知能指数は百を平均とするが、その平均の人が創作活動に励むとき、よほどのことがないかぎり、下限の四十あたりの人に好まれる作品作りを目指したりはしないだろう。だから商品として制作するのなら別であるが、知能指数上限である百六十の人が芸術作品を、平均の人を念頭において創作するのか、ぼくには甚だ疑問であり、いわんや天才をやである。ホメロス騙りだって、偽者で凡人だからこそ、人にいちばん喜ばれそうな詩を熟知していたはずだ。なにせそれで食べているのだから。つまり彼とって大切なことは、自分が朗読する作品の文学的価値なんかではなく、ただひたすらに聴衆の反応なのである。そうやって内実ではなく外面を最優先に制作される偽物は、その外連味が分からぬ者には、往々にして受けがよい。

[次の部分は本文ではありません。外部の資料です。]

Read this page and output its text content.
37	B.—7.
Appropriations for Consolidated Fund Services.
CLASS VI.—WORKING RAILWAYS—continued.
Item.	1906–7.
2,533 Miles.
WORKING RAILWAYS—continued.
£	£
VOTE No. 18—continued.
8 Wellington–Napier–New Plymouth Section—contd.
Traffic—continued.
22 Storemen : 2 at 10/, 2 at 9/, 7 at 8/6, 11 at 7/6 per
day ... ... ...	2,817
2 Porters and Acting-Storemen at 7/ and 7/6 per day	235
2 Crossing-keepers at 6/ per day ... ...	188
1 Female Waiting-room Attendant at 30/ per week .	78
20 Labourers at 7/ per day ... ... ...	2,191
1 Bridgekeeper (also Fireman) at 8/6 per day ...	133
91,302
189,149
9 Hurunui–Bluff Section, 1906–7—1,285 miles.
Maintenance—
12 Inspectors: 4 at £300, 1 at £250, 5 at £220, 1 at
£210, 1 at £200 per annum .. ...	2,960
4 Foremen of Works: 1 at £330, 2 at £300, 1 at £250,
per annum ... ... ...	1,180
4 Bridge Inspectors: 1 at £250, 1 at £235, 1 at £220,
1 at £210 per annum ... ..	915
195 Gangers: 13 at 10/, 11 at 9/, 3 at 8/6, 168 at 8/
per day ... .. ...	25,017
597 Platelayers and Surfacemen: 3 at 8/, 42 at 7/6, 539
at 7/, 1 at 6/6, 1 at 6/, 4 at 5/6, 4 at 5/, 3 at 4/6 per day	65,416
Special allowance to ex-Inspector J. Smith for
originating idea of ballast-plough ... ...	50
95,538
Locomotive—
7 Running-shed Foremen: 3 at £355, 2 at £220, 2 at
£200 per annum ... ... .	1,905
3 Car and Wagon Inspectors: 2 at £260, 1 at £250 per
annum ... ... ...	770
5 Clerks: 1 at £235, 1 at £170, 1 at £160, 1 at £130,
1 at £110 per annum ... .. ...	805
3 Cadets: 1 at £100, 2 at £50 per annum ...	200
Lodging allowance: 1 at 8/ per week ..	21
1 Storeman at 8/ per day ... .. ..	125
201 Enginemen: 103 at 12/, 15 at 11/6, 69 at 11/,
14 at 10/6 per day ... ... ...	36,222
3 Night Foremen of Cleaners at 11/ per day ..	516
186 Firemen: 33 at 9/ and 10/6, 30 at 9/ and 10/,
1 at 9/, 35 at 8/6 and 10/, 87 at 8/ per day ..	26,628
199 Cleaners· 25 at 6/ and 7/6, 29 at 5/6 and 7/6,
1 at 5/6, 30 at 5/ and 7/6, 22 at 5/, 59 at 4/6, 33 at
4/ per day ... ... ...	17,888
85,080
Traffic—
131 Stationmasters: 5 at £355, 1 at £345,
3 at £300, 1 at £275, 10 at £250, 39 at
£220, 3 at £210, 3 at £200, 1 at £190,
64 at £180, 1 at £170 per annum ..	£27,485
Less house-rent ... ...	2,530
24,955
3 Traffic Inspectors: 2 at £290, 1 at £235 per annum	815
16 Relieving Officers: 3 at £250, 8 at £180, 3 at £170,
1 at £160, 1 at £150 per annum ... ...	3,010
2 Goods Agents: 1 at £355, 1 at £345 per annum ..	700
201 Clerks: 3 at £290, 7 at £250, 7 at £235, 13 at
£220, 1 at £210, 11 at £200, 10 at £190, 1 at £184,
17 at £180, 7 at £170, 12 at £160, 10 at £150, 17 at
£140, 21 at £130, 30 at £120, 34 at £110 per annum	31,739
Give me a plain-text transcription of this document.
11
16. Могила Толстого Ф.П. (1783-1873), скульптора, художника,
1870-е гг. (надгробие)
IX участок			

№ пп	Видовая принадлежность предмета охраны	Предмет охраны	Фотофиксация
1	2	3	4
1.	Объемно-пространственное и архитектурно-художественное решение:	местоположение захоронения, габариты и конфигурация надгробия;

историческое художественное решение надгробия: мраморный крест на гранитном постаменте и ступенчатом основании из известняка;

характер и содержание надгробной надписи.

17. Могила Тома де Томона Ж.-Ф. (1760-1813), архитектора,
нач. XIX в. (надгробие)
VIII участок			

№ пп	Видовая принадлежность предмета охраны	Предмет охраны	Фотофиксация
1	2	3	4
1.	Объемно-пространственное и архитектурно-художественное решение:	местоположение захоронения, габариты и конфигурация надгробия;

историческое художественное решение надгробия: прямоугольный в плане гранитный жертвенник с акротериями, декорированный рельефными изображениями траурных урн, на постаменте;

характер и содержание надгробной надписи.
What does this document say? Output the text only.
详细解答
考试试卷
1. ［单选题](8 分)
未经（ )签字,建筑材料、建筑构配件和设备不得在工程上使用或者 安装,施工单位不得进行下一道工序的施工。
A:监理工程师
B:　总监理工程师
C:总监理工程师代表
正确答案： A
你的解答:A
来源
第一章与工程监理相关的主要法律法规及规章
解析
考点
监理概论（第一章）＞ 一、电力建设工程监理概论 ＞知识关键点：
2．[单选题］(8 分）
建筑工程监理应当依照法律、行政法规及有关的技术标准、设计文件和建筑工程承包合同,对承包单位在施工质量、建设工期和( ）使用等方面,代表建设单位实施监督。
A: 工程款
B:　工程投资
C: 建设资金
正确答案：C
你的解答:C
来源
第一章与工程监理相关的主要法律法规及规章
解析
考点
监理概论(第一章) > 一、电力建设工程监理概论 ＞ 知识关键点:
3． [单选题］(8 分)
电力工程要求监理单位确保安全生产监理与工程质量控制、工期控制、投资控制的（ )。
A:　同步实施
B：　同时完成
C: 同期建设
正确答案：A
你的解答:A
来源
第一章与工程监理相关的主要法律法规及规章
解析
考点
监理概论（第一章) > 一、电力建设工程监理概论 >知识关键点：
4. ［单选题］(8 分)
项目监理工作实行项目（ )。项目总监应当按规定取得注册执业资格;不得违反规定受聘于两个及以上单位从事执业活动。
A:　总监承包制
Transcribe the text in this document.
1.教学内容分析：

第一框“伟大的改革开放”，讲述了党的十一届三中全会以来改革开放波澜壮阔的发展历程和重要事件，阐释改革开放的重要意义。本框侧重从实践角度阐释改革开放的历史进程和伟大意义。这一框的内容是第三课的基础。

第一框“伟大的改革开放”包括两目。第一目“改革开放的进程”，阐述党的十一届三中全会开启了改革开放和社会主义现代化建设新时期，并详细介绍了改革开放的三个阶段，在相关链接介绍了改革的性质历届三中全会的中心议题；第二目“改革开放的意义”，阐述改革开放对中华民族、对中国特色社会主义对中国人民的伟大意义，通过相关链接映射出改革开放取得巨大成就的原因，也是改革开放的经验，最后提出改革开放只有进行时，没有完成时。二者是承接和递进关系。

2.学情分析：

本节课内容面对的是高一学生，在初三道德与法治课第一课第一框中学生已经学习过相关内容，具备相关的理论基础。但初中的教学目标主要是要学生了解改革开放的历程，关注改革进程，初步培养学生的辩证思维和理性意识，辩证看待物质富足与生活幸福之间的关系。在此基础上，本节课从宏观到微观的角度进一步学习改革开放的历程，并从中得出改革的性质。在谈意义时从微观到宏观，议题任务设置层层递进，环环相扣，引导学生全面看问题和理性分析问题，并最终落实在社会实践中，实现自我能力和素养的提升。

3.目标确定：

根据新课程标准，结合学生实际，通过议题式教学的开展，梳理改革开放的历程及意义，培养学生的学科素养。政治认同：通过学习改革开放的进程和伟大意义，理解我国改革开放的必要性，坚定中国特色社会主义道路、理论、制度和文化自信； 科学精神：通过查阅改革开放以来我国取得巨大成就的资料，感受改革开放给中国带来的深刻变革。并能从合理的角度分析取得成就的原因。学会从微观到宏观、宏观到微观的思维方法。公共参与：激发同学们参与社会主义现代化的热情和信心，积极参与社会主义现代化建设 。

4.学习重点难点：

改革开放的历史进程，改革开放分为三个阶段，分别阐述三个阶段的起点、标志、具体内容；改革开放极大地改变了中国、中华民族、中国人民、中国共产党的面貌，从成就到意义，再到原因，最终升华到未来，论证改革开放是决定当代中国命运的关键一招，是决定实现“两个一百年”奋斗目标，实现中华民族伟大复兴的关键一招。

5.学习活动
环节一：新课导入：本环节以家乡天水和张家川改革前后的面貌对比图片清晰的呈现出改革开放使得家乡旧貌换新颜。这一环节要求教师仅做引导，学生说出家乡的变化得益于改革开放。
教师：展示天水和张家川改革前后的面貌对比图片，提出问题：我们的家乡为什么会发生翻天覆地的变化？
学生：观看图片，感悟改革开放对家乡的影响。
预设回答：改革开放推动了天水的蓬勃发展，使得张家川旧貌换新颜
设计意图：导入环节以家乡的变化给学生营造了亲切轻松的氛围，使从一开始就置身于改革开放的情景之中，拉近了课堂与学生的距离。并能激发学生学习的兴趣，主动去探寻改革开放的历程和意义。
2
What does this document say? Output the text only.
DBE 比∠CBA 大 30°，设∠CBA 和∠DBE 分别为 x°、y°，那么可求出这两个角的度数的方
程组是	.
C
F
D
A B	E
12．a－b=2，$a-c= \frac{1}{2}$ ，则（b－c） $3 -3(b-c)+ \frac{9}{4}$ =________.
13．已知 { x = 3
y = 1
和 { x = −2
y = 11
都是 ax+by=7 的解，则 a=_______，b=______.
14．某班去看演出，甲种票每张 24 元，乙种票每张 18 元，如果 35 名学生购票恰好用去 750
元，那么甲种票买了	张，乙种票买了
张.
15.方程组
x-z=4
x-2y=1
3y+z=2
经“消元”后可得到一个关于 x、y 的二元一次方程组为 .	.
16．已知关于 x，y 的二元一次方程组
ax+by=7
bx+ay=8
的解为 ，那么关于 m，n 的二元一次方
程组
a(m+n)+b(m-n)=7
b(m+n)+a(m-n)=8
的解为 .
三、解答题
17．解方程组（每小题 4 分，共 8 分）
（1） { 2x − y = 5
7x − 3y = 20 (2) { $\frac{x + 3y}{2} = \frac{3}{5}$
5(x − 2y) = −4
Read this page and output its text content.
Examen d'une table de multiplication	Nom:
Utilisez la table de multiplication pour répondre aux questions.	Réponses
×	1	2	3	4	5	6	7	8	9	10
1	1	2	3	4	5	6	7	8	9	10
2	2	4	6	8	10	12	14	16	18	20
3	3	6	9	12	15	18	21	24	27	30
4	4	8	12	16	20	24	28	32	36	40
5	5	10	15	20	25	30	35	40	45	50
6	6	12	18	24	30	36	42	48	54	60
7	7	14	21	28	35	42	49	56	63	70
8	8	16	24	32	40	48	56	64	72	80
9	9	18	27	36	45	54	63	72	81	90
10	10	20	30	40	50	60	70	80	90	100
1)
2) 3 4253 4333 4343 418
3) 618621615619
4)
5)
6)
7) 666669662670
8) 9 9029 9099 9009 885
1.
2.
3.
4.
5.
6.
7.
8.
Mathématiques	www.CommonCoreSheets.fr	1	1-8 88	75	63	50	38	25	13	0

愚かなアップルなどは、『IQ一六〇の天才である』と書かれたライトノベルの主人公の、ただ奇行癖があるだけでその思考・言動の愚かさからしてどうみてもIQ六〇でしかない天才性を疑わないくせに、そういう記号的なことは何ひとつ書かれていないせいか、「頭がいい人が主人公の作品ならこれを読め、面白いぞ」とぼくが貸してあげた地下室の手記などは、最初の数ページをめくっただけで、「こんなの読めるか! だってこれは小説ではない。しかも独り言ばかりで馬鹿だ、この主人公は」と投げ出す始末である。アップルは会話も思考も単文が主なのだが、彼に言わせると、分かりやすい文章を書く方が難しいのだそうで、複文や重文を多用するのは頭が悪い証拠なのだそうだ。確かにぼくは、オレンジやグレープにアップルの意志を伝えるときは、単文で受け取ったくせに単文では表現できなくて、勝手に改変してしまう。つまり、ぼく伝えのアップルの会話はすべて複文になる。「簡単な話を難しくしてどうする」と言われても仕方がない。人間の思考とその行動との間には必ず矛盾があるから、『二二が四』ではない精神世界を反映しようと、ぼくは自分勝手に主述のねじれた文を好んでいるし、本当に頭が痛い話だ。平易な訳文で相手が世界的な文豪であろうと「悪文は悪文だ」と怖じ気づかないアップルは素晴らしいし信頼できるとぼくは称賛したのだけど、ドストエフスキーの名を知らないというのはガックリときたし、世界的教養人を標榜する聖トマスの生徒としてそれは問題だと思う。
そういえば本物は一発でわかると軽く書いていた作者は、実際彼の作品は二匹目のドジョウばかりを狙ったものだった。ぼくはそのような(自分のためではなく)読者のために執筆する作家を否定はしないし、(いい意味で)それでこそプロなのだろうが、そういう人ならば迷わずホメロス本人を偽者だと信じて、なんのためらいもなく殺せたであろう。同じ小説家でも「贋金つくり」を著したジッドクラスになると話は変わるが、それでも本物のホメロスが助かりそうもなく、むしろふたり仲良く偽者呼ばわりされ、一緒に殺されるのがオチである。